Friday, October 19, 2012
A case of Heller’s Syndrome
As I have mentioned here before, I have had a good deal of experience one way and another with autism and similar disorders. This ranges from the short-term fostering of children to working with adults in a residential setting. I was preparing to write about the acquisition of literacy this morning, when I got sidetracked; this means that I shall instead be writing a little about autism.
I touched yesterday upon the aversion felt by some parents to the MMR vaccine and its supposed role in precipitating autistic spectrum disorders. Much of this anxiety was caused by a rather slippery customer called Andrew Wakefield, whose research has been revealed to have been utterly dreadful and possibly dishonest. He tapped in though to two very powerful undercurrents in the psyche of parents. One of these was a general fear of vaccination and the other the compulsive and thoroughly understandable desire to find a rational explanation for a child’s disability.
Long before Wakefield’s work, there were parents who were uneasy at the thought of their children being injected with germs. This has always been the case and is from time to time made worse by disasters such as that at Lubeck in 1930. I certainly remember mothers in the 1970s who refused to have their children inoculated, on the grounds that it was ‘unnatural’. Where Wakefield touched another chord was that he sought to associate a particular vaccination with a specific ill effect; the MMR with the development of autistic features in small children who had, until that time, been developing normally.
Back in the 1980s, I was fostering a boy of five who had all the signs of a particularly severe form of autism. He had almost no expressive speech, echolalia was present, persistent head banging, an IQ so low that it was impossible to measure, obsessive adherence to rituals and routines, along with various other things. You might, had you not know the child’s history, have supposed this to be almost a textbook case of Kanner’s Syndrome or autism. It was in fact nothing of the sort. This child had developed normally up to the age of three and a half. According to his parents, he had been bright, alert and very vocal. Then, he began to lose all the skills which he had acquired. They went over the course of nine months or so. Today, he is in long term care and never recovered any of those skills.

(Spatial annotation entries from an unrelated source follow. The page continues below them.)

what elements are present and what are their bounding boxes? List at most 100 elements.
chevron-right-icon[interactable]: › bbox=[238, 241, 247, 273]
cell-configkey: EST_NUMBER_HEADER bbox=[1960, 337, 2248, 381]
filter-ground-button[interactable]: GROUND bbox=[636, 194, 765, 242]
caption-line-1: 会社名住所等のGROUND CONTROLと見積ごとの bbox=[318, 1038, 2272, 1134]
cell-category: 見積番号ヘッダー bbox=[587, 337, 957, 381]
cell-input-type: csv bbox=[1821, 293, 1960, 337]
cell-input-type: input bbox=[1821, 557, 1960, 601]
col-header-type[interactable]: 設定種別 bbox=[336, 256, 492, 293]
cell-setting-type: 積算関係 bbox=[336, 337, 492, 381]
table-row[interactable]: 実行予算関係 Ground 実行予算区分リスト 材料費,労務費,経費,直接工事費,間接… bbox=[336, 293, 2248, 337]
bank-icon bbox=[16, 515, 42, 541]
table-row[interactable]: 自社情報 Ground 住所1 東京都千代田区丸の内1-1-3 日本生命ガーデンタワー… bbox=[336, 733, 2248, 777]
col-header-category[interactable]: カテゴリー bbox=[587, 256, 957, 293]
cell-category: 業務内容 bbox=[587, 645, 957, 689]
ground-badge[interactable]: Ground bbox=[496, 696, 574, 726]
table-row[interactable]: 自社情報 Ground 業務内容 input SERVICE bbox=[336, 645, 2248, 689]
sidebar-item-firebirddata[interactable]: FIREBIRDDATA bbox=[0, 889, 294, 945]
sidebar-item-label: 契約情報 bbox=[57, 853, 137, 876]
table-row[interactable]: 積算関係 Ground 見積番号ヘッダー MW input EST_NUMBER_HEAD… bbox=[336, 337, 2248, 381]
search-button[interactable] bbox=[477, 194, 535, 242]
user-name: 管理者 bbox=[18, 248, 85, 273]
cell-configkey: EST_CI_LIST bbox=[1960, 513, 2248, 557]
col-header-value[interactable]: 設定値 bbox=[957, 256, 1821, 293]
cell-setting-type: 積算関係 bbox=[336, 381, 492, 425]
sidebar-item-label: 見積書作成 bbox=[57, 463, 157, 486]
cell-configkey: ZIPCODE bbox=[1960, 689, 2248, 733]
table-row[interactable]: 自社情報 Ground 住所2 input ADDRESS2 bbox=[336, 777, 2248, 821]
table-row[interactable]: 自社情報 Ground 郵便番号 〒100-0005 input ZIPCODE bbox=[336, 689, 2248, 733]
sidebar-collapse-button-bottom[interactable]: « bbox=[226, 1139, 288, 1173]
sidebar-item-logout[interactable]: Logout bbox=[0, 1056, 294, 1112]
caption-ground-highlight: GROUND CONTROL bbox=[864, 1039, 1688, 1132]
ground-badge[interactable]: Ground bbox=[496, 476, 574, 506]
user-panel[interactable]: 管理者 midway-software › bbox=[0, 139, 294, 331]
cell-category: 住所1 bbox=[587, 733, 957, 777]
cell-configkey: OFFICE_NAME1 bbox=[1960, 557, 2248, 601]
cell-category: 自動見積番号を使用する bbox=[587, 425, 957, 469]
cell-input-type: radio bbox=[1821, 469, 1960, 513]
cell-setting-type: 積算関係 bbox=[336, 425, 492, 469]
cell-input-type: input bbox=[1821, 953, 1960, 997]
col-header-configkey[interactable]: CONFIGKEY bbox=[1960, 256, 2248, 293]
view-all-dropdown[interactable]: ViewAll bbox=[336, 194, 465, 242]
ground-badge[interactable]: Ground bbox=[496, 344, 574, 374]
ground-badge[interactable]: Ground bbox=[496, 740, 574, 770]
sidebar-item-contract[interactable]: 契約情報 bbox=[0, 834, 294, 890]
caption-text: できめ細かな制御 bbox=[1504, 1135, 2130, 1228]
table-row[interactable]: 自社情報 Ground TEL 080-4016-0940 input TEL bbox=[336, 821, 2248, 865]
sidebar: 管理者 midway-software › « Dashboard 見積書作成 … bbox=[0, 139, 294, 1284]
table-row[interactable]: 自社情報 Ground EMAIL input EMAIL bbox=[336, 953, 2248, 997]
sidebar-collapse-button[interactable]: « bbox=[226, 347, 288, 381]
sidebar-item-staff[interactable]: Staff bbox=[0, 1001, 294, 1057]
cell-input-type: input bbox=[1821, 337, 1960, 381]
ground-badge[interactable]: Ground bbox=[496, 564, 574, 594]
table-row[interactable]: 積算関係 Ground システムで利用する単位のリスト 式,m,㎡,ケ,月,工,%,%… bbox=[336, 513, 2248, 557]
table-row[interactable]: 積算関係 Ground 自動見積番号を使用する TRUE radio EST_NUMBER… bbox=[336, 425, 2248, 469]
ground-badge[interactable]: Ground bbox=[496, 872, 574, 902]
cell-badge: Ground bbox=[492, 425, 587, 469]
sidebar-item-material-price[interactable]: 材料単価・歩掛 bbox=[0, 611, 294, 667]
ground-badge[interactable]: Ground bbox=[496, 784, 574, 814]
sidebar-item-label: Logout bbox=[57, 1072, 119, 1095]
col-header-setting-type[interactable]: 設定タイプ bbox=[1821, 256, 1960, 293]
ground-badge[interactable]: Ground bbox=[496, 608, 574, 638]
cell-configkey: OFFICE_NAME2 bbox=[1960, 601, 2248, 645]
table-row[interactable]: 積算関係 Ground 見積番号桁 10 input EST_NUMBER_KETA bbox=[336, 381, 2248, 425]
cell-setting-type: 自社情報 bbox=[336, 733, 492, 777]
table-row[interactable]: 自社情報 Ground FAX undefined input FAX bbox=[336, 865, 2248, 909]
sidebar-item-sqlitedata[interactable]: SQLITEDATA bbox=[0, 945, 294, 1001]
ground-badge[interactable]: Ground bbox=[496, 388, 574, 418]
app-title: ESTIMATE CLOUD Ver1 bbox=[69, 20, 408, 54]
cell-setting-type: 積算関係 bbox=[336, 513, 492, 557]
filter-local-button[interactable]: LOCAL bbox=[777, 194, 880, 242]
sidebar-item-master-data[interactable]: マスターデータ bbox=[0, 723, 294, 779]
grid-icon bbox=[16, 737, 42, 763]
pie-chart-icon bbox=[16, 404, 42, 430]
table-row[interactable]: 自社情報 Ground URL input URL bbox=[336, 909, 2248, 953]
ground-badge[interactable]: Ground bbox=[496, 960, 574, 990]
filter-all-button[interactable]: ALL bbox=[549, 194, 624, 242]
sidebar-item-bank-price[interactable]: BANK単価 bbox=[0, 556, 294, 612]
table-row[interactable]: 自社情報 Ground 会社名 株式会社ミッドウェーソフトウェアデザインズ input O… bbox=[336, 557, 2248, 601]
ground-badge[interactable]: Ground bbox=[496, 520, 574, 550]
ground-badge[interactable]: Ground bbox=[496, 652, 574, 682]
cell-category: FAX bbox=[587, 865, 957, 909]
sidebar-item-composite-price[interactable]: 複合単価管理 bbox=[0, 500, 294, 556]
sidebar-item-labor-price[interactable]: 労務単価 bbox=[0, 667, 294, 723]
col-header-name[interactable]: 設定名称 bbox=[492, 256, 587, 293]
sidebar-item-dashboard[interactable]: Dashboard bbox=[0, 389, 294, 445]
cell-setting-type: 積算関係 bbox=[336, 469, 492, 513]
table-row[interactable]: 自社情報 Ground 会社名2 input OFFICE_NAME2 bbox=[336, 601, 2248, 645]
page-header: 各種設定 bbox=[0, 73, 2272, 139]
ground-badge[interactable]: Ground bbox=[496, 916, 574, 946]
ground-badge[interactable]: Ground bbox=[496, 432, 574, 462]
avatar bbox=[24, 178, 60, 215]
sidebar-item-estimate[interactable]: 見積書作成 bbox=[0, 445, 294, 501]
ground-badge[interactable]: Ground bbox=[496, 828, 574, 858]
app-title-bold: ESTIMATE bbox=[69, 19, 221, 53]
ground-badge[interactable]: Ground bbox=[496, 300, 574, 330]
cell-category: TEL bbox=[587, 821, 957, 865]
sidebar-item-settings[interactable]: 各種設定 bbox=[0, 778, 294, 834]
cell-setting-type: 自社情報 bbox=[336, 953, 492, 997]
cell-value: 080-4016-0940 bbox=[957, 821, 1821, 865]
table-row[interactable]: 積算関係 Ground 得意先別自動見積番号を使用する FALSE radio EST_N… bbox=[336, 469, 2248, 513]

This was in fact a case of Heller’s Syndrome, otherwise known as a disintegrative psychosis. Nobody knows what causes it and there is no cure. Heller described all this decades before the work of Kanner and Asperger. In many ways, the disintegrative psychosis is all but indistinguishable from late-onset autism. No know cause, no cure.
Now if there is one thing more distressing than the death or disability of a member of our family, especially if that person is a child, it is something which has apparently a wholly random origin. At least if a child is born with Down’s, you can understand the chromosomal abnormality which has caused the condition, perhaps agree that the mother was elderly and that this might be implicated to some extent. Even if your child is killed on a level crossing, you can see what happened and perhaps campaign for improved safety at level crossings. In the case of late onset autism, disintegrative psychoses and so on; there is no know cause. One moment you have a healthy, happy child who is reaching all his milestones at the right age and developing normally in every way; then suddenly it stops and he goes backwards. This is the cruellest and most incomprehensible thing which could possible befall a parent. When somebody came along with a simple explanation which tapped into a pre-existing fear, little wonder that he found many takers for this theory. The thing is, Heller’s and sometimes Kanner’s Syndromes manifest in early childhood and they often appear coincidentally after some vaccination. It does not take much to see that as causation and blame the vaccine itself for a completely random act of nature which would have struck in any case.
All of which has of course very little to do with home education, other than the fact that there does seem to be more autism among home educating families than the general population. If though, as is possibly so, between a quarter and a third of home educated children have special needs of one sort or another; this should not surprise us too much. Nor should it come as a surprise that many members of home educating support groups should be vehemently opposed to vaccination; especially the MMR.
The lasting legacy of the fear of vaccines and their supposed association with autism has of course been the death of children. As the end of the millennium approached, measles was becoming a rare illness in childhood. Those, like the present author, who recollect vividly the epidemics of the 1950s, were glad of this. At that time, children were routinely dying and suffering brain damage from the disease. Good news indeed that it was almost conquered. In the year that Wakefield started the panic, there were just fifty six cases of measles in this country. Ten years later, the numbers had risen twenty five fold and we were again seeing deaths from measles. An old enemy had returned, thanks to bad science and spectacularly ill-advised parents.